DC Protein Assay From Bio-Rad

The DC Protein Assay is one of many colormetric assays commercially available for protein concentration quantification. This assay is based upon a simple reaction whereby the protein within a solution reacts with a Folin reagent and an alkaline copper tartate solution. The outcome of this reaction is the formation of a blue product (the more protein, the darker the blue). This is ideally read between 650 nm and 750 nm (though it can be read over a spectrum starting at 405 nm). The fore-mentioned redox reaction is reliant on the ability of certain amino acids (especially tryptophan and tyrosine) to reduce the Folin reagent provided in the kit. This leads to the formation of a variety of reduced species, all of which are blue in color.

This assay is similar to that of the established Lowry assay but it has two improvements: (1) This assay only takes 15 minutes to reach 95% of maximum color development. (2) The color produced in the reaction fades slowly (less than 5% after 60 minutes and less that 10% after 120 minutes) and hence the result does not have to be read immediately after development.

Depending on the amount of protein sample you have, you will either use the assay in the standard or microplate format. The standard assay requires 100 ul of standards or samples per tube whereas the microplate assay is far more economical, requiring only 5 ul of standard or samples per well. For the microplate protocol, first pipette the following (in this order) into each well (in duplicate or triplicate): Standards/samples (5 ul) plus a blank (lysis buffer), 25 ul reagent A (mix), 200 ul reagent B (mix). If your lysis buffer contains detergent, add 20 ul of reagent S to each ml of reagent A. Shake the plate vigorously for 15 minutes at room temperature. Read at 750nm. For the standard protocol, pipette the following into clean, dry test tubes: Standards/samples 100 ul, 500 ul reagent A (vortex), 4 ml reagent B (vortex). Shake the tubes vigorously for 15 minutes at room temperature and read at 750nm.

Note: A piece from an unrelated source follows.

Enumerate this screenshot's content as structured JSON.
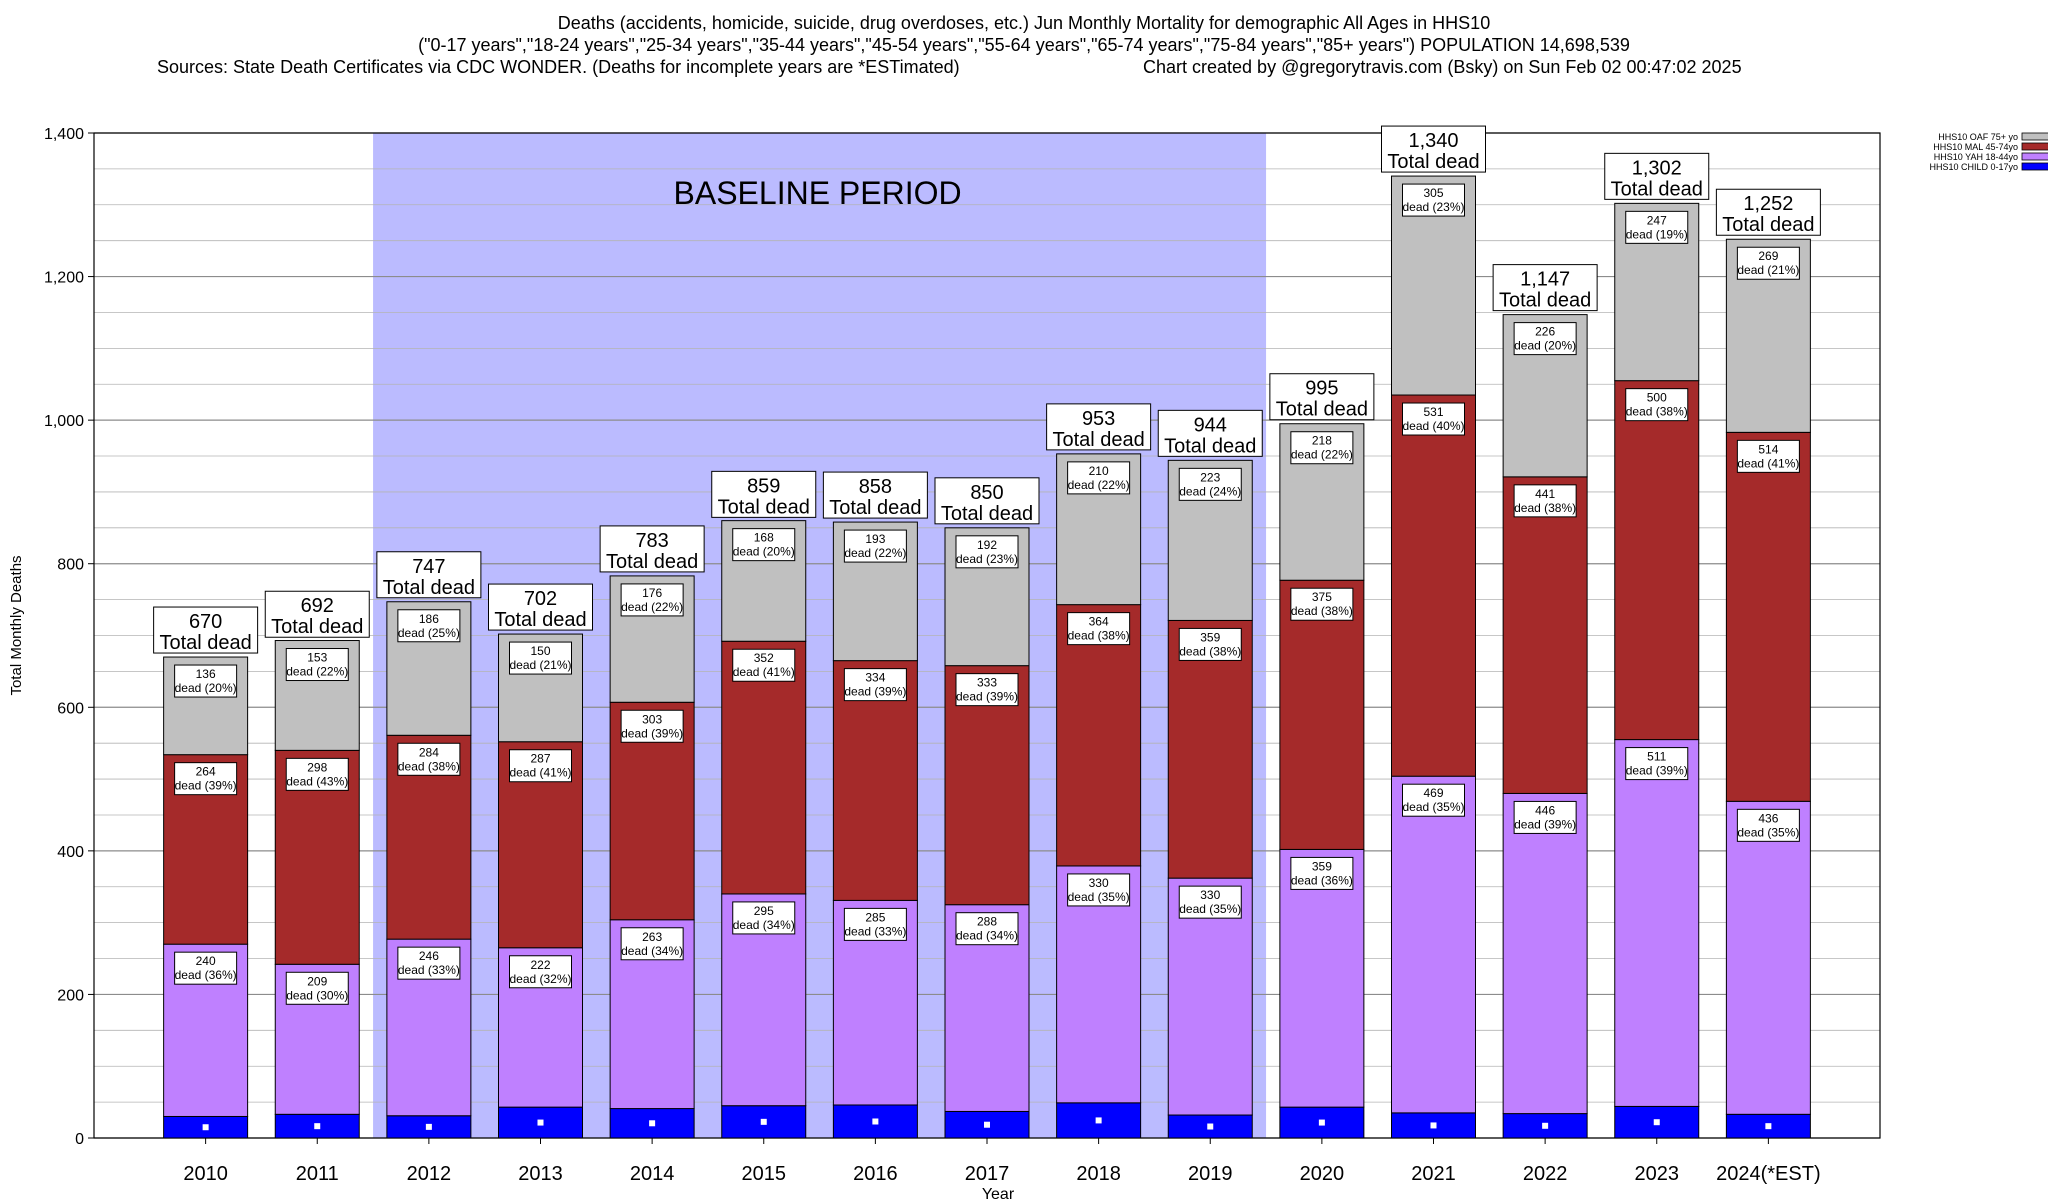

This kit can be bought with or without protein standards, with the option of ã-globulin or bovine serum albumin (BSA), both of which give consistent and comparable results. Alternatively, the researcher can simply make up standards cheaply using your lysis buffer to dilute a protein such as BSA. This assay has the advantage that it is compatible with many reagents commonly used in lysis and elution buffers, such as SDS, EDTA and triton-X-100, so you can use whole cell protein extracts or purified protein. Additionally, this assay can be used on buffers containing the common reducing agents DTT and beta-mercaptoethanol. Many protein assay kits are not compatible with these reagents, but please bear in mind that this compatibility has a limited threshold, so this kit should not be used in the presence of high concentrations of reducing agents.

I have used this kit on whole cell protein extracts from mammary carcinoma cell lines. The protein extracted is subsequently used in Western blots so accurate quantification is essential. Because my yields of protein from different cell lines are quite variable and the cells are lysed in a small volume of lysis buffer (usually less than 200 ul), I use the microplate protocol as to not ‘waste’ sample.

I have found this assay to be quick and very reliable. It is two times faster than the common BCA Assay (Pierce) and when using the microplate technique, only requires a fifth of the 25 ul sample volume typically required for the BCA.